I’ve been mulling this for a while, and it might as well go here;
All the Conservative and Libertarian outrage about biased since is a tad misplaced. Science has always had this kind of crap going on. Scientists don’t, in fact, throw out the theory when the facts show it to be nonsense; they cling to the theory until a generational change. This is NORMAL. Not admirable, certainly, but NORMAL.
The version of Continental Drift theory that was eventually accepted (lots of others had preceded that version) was promulgated in the 1930’s. It took about thirty years – a long generation – for the theory to become the generally accepted Truth. Bluntly; all the elder scientists who had achieved their positions while accepting the prior theory (that continents don’t move) had to die off.
This is just how it goes.
Which is one of the reason why Feynman wrote the essay “Cargo Cult Science” – scientist can often be prejudiced by previous work and prevailing opinion.
Obviously you’re Doing It Wrong, then.
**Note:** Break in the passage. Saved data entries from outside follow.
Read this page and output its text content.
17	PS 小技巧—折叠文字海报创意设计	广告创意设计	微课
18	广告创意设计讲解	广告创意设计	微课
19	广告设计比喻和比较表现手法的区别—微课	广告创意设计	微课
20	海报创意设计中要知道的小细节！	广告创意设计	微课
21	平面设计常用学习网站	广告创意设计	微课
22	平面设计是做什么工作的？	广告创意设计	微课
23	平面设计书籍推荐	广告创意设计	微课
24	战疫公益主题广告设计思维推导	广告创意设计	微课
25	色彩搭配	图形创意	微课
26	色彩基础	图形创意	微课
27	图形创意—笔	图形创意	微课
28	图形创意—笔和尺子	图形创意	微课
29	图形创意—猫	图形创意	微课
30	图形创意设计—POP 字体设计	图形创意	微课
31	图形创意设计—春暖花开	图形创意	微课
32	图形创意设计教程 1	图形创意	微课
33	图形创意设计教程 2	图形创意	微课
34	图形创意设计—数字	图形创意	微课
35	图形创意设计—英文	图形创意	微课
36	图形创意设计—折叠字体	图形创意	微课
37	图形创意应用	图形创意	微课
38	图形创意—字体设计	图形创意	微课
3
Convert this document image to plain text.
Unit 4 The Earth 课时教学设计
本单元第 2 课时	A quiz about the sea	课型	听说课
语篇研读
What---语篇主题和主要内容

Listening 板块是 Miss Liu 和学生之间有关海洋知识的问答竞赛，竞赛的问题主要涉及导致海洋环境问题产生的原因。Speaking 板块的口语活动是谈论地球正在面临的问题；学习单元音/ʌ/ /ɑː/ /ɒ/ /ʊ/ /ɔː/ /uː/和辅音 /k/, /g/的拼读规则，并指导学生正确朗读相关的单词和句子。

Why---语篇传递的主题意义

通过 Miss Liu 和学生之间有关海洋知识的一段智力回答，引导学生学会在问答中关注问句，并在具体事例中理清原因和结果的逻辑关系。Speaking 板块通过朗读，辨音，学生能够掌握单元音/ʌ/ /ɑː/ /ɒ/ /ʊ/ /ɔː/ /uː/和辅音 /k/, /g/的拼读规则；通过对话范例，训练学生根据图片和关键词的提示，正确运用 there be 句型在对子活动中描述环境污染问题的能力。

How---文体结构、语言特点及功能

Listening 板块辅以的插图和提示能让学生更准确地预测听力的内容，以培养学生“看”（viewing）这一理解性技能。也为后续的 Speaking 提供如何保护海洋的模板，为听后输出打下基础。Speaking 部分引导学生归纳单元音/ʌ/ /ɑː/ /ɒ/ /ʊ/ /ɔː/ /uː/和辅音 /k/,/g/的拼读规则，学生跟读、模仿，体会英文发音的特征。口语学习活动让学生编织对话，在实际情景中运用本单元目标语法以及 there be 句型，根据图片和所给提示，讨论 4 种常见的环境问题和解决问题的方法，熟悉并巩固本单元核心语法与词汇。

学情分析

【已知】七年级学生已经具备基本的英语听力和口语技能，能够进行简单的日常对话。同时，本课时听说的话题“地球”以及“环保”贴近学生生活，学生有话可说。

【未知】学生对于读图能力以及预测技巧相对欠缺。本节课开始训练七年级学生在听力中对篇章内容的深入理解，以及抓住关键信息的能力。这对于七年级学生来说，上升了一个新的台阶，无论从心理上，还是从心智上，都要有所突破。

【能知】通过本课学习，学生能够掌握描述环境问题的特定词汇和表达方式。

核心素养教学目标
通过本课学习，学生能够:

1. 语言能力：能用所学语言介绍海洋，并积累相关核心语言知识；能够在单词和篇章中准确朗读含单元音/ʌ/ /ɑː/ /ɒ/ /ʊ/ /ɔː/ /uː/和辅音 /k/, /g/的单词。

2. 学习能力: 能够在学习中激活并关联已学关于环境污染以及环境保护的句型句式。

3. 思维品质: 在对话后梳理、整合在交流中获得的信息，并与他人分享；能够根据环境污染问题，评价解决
If you’re going to be fired, it should be for something notable.
Therefore you should lie on the test so you have the opportunity to be fired later for violating some namby-pamby HR clause.
WRT “global warming” and the whole “The Science is Settled” argument (really not an argument so much as a way to try and avoid an argument by claiming victory at the outset), in my line of work (medical insurance) it is fairly easy to measure the “what” but the issue of the why – the term we use is “causal relationship” is always – ALWAYS – an opinion.
And it doesn’t matter how much data you collect, when you’re talking about something as complex as the weather (or the human body), definitively stating that “phenomenon X was caused by action Y” will always be an expression of an opinion, nothing more.
The truth is that the climate IS changing. But the other truth is that the climate has never been “fixed” so the statement that “the climate is changing” has always been true and always WILL be true until our sun becomes a red dwarf and the atmosphere is boiled off at which point there won’t be a climate.
The current “warming” period may be caused by any number of things, including “normal” cyclical changes. These have happened all throughout history (google “Medieval Warming Period” or “The Little Ice Age” for historical examples of warming and cooling periods) and obviously happened long before humans were even around to WRITE history, much less to drive SUVs and crank our air conditioners down to 50 degrees. I’d even concede that there may – MAY – be an anthropogenic component to “global warming” (or whatever they’re calling it this week) but even if there is, the perecentage attributable to human activities is both unknown and unknowable because, as I said above, no matter how much data is collected, unless you have another Earth stashed away somewhere to experiment on, it will always be a statement of OPINION and not FACT.